Anencephaly: A neural tube defect (NTD) that occurs when the cephalic (head) end of the neural tube fails to close, usually between the 23rd and 26th days of pregnancy, resulting in the absence of a major portion of the brain, skull, and scalp. Infants with this disorder are born without a forebrain, the largest part of the brain consisting mainly of the cerebrum, which is responsible for thinking and coordination. The remaining brain tissue is often exposed; it is not covered by bone or skin.
Infants born with anencephaly are usually blind, deaf, and unconscious. Although some individuals with anencephaly may be born with a rudimentary brainstem, the lack of a functioning cerebrum permanently rules out the possibility of ever gaining consciousness. Reflex actions such as respiration (breathing) and responses to sound or touch may occur.
The disorder is one of the most common disorders of the fetal central nervous system. Approximately 1,000 to 2,000 babies are born with anencephaly each year in the U.S. The disorder affects females more often than males.

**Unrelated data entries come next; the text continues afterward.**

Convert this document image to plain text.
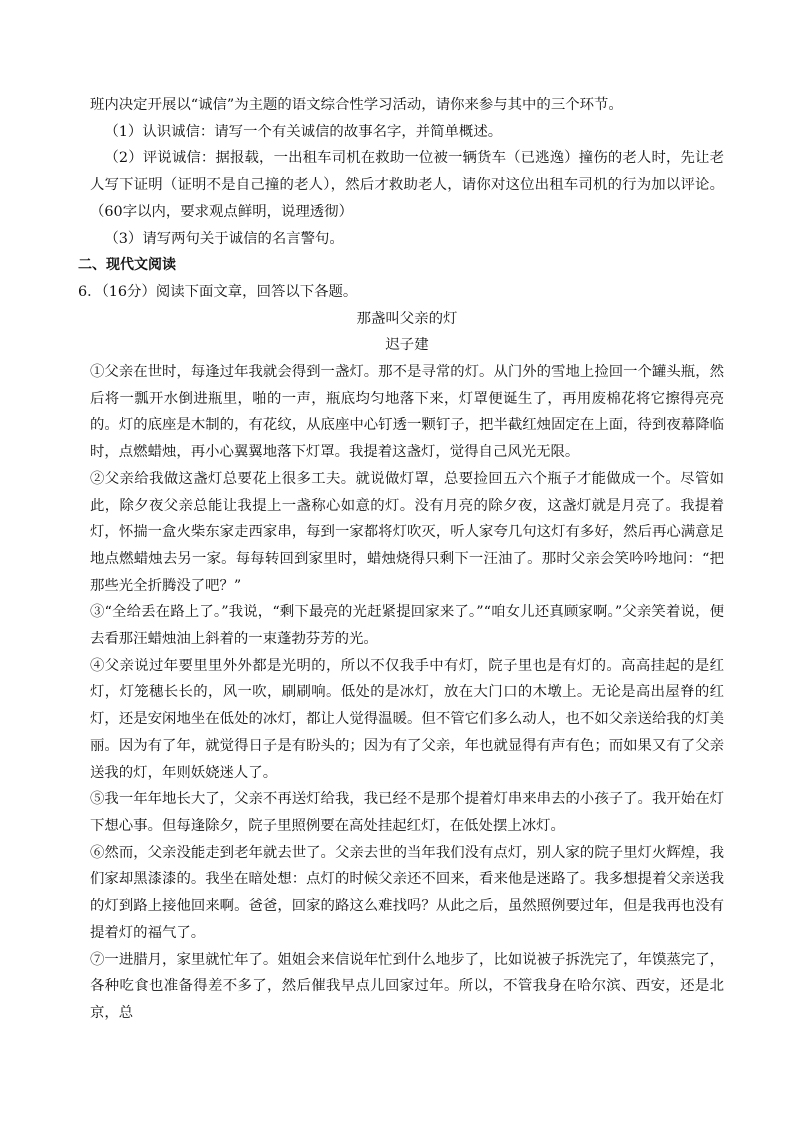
班内决定开展以“诚信”为主题的语文综合性学习活动，请你来参与其中的三个环节。

（1）认识诚信：请写一个有关诚信的故事名字，并简单概述。

（2）评说诚信：据报载，一出租车司机在救助一位被一辆货车（已逃逸）撞伤的老人时，先让老人写下证明（证明不是自己撞的老人），然后才救助老人，请你对这位出租车司机的行为加以评论。（60字以内，要求观点鲜明，说理透彻）

（3）请写两句关于诚信的名言警句。

二、现代文阅读

6．（16分）阅读下面文章，回答以下各题。

那盏叫父亲的灯

迟子建

①父亲在世时，每逢过年我就会得到一盏灯。那不是寻常的灯。从门外的雪地上捡回一个罐头瓶，然后将一瓢开水倒进瓶里，啪的一声，瓶底均匀地落下来，灯罩便诞生了，再用废棉花将它擦得亮亮的。灯的底座是木制的，有花纹，从底座中心钉透一颗钉子，把半截红烛固定在上面，待到夜幕降临时，点燃蜡烛，再小心翼翼地落下灯罩。我提着这盏灯，觉得自己风光无限。

②父亲给我做这盏灯总要花上很多工夫。就说做灯罩，总要捡回五六个瓶子才能做成一个。尽管如此，除夕夜父亲总能让我提上一盏称心如意的灯。没有月亮的除夕夜，这盏灯就是月亮了。我提着灯，怀揣一盒火柴东家走西家串，每到一家都将灯吹灭，听人家夸几句这灯有多好，然后再心满意足地点燃蜡烛去另一家。每每转回到家里时，蜡烛烧得只剩下一汪油了。那时父亲会笑吟吟地问：“把那些光全折腾没了吧？”

③“全给丢在路上了。”我说，“剩下最亮的光赶紧提回家来了。”“咱女儿还真顾家啊。”父亲笑着说，便去看那汪蜡烛油上斜着的一束蓬勃芬芳的光。

④父亲说过年要里里外外都是光明的，所以不仅我手中有灯，院子里也是有灯的。高高挂起的是红灯，灯笼穗长长的，风一吹，刷刷响。低处的是冰灯，放在大门口的木墩上。无论是高出屋脊的红灯，还是安闲地坐在低处的冰灯，都让人觉得温暖。但不管它们多么动人，也不如父亲送给我的灯美丽。因为有了年，就觉得日子是有盼头的；因为有了父亲，年也就显得有声有色；而如果又有了父亲送我的灯，年则妖娆迷人了。

⑤我一年年地长大了，父亲不再送灯给我，我已经不是那个提着灯串来串去的小孩子了。我开始在灯下想心事。但每逢除夕，院子里照例要在高处挂起红灯，在低处摆上冰灯。

⑥然而，父亲没能走到老年就去世了。父亲去世的当年我们没有点灯，别人家的院子里灯火辉煌，我们家却黑漆漆的。我坐在暗处想：点灯的时候父亲还不回来，看来他是迷路了。我多想提着父亲送我的灯到路上接他回来啊。爸爸，回家的路这么难找吗？从此之后，虽然照例要过年，但是我再也没有提着灯的福气了。

⑦一进腊月，家里就忙年了。姐姐会来信说年忙到什么地步了，比如说被子拆洗完了，年馍蒸完了，各种吃食也准备得差不多了，然后催我早点儿回家过年。所以，不管我身在哈尔滨、西安，还是北京，总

There is no cure or effective treatment for anencephaly and the prognosis (outlook) for affected individuals is very poor. Most infants with anencephaly do not survive infancy. If the infant is not stillborn, then he or she will usually die within a few hours or days after birth.
The addition of ample folic acid to the diet of women of child-bearing age significantly reduces the incidence of neural tube defects. Therefore it is recommended that all women of child-bearing age consume 0.4 mg of folic acid daily.
All women who could possibly become pregnant should consume 400 micrograms (400 mcg) of synthetic folic acid daily from vitamin supplements and/or fortified foods in addition to eating food folate in a healthful diet. This will reduce the risks not only for anencephaly but also for spina bifida, another common and major type of neural tube defect.